Clivaz Christophe · Nationalrat · 2023-03-08
Clivaz Christophe · Nationalrat · Wallis · Grüne Fraktion · 2023-03-08
Wortprotokoll
On le sait, les problèmes environnementaux ne s'arrêtent pas aux frontières. De plus, nos modes de vie en Suisse ont un fort impact à l'étranger, puisque plus de la moitié de notre empreinte écologique a lieu hors de nos frontières. Dès lors, il est à la fois juste et pertinent de soutenir les actions mondiales en faveur de l'environnement.
Les Verts soutiennent en particulier le Fonds pour l'environnement mondial (FEM). Ce mécanisme de financement de toutes les grandes conventions environnementales est d'une importance capitale pour leur mise en oeuvre effective. En signant diverses conventions environnementales, la Suisse s'est engagée à soutenir les pays en développement et en transition dans la mise en oeuvre de ces conventions.
Depuis sa création en 1991, le FEM a financé plus de 5000 projets dans les domaines du climat, de la biodiversité, des eaux internationales, de la dégradation des terres, des produits chimiques et des déchets. Son efficacité est par conséquent avérée.
Pour la huitième reconstitution de ce fonds, les pays donateurs se sont mis d'accord pour mettre à disposition des moyens d'un montant de 5,33 milliards de dollars américains, ce qui correspond à une augmentation de 32 pour cent par rapport au montant du fonds précédent.
Avec cette augmentation, la communauté internationale répond à l'urgence croissante des problèmes environnementaux mondiaux. La Suisse entend aussi participer à cet effort, et sa contribution correspond à l'augmentation moyenne de tous les contributeurs.

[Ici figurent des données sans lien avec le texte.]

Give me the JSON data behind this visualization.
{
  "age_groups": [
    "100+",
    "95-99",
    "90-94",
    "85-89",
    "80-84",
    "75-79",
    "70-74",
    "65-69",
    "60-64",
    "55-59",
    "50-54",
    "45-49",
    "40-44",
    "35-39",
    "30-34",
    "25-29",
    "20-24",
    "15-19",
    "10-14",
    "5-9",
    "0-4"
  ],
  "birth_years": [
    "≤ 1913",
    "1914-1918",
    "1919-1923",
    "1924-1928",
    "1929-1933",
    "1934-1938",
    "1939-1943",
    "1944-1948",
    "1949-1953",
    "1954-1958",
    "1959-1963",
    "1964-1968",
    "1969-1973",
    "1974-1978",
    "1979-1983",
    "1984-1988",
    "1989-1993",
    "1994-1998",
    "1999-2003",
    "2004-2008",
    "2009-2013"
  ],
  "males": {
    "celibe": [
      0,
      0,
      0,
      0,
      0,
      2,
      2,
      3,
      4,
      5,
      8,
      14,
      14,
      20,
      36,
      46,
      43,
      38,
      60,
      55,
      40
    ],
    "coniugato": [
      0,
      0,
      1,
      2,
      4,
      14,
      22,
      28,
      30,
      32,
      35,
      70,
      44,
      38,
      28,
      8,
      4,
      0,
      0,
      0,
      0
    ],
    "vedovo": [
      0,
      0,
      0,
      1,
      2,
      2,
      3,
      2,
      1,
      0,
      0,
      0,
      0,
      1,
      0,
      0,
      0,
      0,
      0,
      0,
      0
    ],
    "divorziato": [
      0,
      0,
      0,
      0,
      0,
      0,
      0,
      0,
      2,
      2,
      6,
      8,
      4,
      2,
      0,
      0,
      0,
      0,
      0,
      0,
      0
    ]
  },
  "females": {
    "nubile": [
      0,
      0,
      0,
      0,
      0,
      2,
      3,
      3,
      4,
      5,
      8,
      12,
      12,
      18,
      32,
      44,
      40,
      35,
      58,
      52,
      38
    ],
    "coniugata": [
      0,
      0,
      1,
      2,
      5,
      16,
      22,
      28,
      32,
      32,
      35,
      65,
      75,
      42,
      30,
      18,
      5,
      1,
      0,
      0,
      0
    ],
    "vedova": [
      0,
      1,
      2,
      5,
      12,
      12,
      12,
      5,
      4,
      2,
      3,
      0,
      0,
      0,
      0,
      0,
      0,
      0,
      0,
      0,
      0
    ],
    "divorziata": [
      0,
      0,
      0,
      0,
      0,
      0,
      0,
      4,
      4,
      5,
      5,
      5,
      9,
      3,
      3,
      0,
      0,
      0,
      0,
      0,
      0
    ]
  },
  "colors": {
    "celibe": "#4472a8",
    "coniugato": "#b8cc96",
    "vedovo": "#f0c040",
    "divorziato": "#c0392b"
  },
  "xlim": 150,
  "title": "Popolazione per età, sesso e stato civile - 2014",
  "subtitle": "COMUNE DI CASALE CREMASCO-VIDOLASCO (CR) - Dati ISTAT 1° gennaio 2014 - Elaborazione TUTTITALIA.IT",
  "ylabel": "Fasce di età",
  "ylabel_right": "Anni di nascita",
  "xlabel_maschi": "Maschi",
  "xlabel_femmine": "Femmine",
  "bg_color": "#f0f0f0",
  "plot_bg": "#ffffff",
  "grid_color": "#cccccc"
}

Notre groupe vous propose de rejeter la réduction du crédit d'engagement demandée dans la Commission des finances par la proposition défendue par la minorité I (Graber) et, dans la Commission de l'environnement, de l'aménagement du territoire et de l'énergie par la proposition défendue par la minorité III (Egger Mike), qui aurait pour conséquence que la Suisse ne pourrait, pour la première fois, pas payer sa contribution au FEM calculée en fonction de sa part de charges et mettrait ainsi en danger son siège au conseil d'administration du fonds.
Cela nuirait à l'image de la Suisse en tant qu'acteur crédible et fiable et affaiblirait sa position dans le cadre des négociations internationales sur l'environnement.
Plutôt que de diminuer le montant à disposition, nous vous demandons au contraire de soutenir la minorité IV (Klopfenstein Broggini) et la minorité II (Wettstein) afin de mieux doter le Fonds pour l'environnement mondial, et cela pour deux raisons que j'ai déjà évoquées: premièrement, le fonds a fait ses preuves; deuxièmement, plus de la moitié de l'empreinte écologique de la Suisse se situe à l'étranger et il est juste que la Suisse contribue davantage.
De plus, vu que les problèmes environnementaux sont mondiaux, ces moyens supplémentaires profiteront non seulement aux pays où des projets additionnels pourront être réalisés grâce à ce financement supplémentaire, mais aussi à notre pays, et plus généralement à la communauté internationale.